Percentage of sepsis patients having favorable per-pathogen microbiological response by MIC category	EOT (within 24 hours after completion of last IV infusion), TOC on study Day 28-35, and LFU on study Day 42-49.	* Analysis set: Sepsis patients subset, sepsis evaluable patients subset.
The percentage of participants having favorable per-pathogen microbiological response by MIC categories	EOT (within 24 hours after completion of last IV infusion), TOC on study Day 28-35, and LFU on study Day 42-49.	* Analysis set: mMITT, ME, and eME analysis sets.
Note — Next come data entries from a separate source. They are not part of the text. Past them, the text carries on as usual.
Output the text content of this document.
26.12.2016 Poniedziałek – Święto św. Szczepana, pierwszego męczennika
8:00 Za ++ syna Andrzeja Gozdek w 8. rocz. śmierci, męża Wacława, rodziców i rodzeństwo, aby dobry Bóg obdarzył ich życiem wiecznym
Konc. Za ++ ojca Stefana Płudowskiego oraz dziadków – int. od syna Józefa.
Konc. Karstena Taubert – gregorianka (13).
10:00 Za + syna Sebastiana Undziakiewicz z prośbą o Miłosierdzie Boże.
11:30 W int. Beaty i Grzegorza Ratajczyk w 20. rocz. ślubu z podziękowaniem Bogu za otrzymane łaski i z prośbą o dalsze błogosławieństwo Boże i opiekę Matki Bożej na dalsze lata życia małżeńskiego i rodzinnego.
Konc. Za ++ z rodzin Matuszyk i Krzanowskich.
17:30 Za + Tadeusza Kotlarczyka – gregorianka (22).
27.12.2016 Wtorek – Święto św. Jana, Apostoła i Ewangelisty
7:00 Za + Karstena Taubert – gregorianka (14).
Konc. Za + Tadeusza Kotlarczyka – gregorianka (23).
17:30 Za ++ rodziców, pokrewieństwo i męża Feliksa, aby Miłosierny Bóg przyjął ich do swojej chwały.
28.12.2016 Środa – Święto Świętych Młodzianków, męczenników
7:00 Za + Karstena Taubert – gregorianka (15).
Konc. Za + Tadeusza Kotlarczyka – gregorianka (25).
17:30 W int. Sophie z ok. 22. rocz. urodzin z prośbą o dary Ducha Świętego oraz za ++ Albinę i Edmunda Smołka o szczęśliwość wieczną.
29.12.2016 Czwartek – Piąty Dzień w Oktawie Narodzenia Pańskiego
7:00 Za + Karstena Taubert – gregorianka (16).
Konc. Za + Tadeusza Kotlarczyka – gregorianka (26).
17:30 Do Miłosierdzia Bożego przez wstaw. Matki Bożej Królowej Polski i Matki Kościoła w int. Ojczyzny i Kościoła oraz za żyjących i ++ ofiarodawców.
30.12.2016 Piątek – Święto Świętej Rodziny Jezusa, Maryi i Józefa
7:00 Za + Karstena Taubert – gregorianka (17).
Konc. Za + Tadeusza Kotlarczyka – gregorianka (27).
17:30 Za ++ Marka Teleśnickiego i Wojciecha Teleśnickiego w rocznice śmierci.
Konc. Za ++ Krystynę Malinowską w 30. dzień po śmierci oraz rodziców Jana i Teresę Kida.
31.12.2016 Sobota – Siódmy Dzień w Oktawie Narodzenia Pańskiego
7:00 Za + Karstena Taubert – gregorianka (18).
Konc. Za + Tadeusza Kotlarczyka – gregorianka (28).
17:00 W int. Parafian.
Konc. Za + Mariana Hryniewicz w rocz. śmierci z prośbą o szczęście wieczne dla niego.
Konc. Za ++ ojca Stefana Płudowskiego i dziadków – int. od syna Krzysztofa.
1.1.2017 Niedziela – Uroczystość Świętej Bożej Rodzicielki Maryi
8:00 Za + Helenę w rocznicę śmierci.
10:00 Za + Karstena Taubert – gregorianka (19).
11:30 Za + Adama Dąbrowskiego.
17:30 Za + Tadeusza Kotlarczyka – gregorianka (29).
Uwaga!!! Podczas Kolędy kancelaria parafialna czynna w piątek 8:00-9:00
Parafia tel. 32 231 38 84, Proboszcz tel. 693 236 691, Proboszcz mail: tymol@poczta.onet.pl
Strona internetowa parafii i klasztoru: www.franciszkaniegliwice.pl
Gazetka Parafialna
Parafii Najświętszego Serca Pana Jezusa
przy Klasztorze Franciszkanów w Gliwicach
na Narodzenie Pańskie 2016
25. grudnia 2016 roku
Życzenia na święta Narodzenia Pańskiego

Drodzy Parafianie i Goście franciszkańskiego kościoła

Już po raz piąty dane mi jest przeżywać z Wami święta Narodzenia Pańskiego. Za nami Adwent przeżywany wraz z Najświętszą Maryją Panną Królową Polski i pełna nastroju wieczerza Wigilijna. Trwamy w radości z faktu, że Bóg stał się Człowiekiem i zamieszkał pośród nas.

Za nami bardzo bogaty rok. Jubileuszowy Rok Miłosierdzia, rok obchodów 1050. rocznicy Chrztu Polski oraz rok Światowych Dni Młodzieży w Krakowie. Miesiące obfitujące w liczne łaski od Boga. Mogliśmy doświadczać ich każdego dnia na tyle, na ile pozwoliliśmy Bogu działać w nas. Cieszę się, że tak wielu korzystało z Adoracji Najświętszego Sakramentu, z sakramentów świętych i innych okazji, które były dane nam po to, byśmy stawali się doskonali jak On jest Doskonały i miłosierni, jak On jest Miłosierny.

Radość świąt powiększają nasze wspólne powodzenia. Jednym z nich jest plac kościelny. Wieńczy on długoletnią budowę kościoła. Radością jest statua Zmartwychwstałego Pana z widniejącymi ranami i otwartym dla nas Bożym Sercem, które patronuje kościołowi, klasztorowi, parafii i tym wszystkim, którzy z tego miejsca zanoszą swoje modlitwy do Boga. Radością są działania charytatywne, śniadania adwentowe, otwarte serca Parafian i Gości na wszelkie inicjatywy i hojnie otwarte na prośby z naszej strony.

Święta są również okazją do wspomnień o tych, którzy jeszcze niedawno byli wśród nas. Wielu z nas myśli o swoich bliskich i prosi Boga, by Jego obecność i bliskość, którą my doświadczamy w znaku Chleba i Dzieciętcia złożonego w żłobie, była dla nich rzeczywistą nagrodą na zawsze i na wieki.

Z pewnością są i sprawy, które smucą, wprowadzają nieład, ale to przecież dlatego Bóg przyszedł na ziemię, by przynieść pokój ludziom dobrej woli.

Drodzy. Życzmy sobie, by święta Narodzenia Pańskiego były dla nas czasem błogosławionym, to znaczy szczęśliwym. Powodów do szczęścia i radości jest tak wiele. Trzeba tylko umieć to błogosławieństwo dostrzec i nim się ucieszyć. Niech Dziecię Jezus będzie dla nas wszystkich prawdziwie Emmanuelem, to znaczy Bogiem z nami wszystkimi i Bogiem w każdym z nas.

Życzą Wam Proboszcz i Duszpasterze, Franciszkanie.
Ceftazidime/avibactam plasma concentrations by nominal sampling window	Day 3, Day 4.	* Analysis set: PK analysis set.
Percentage of participants experiencing adverse events/serious adverse events in sepsis patients	Up to a minimum of approximately 28 days after the last administration of the study drug.	* Analysis set: Sepsis patients subset, sepsis evaluable patients subset.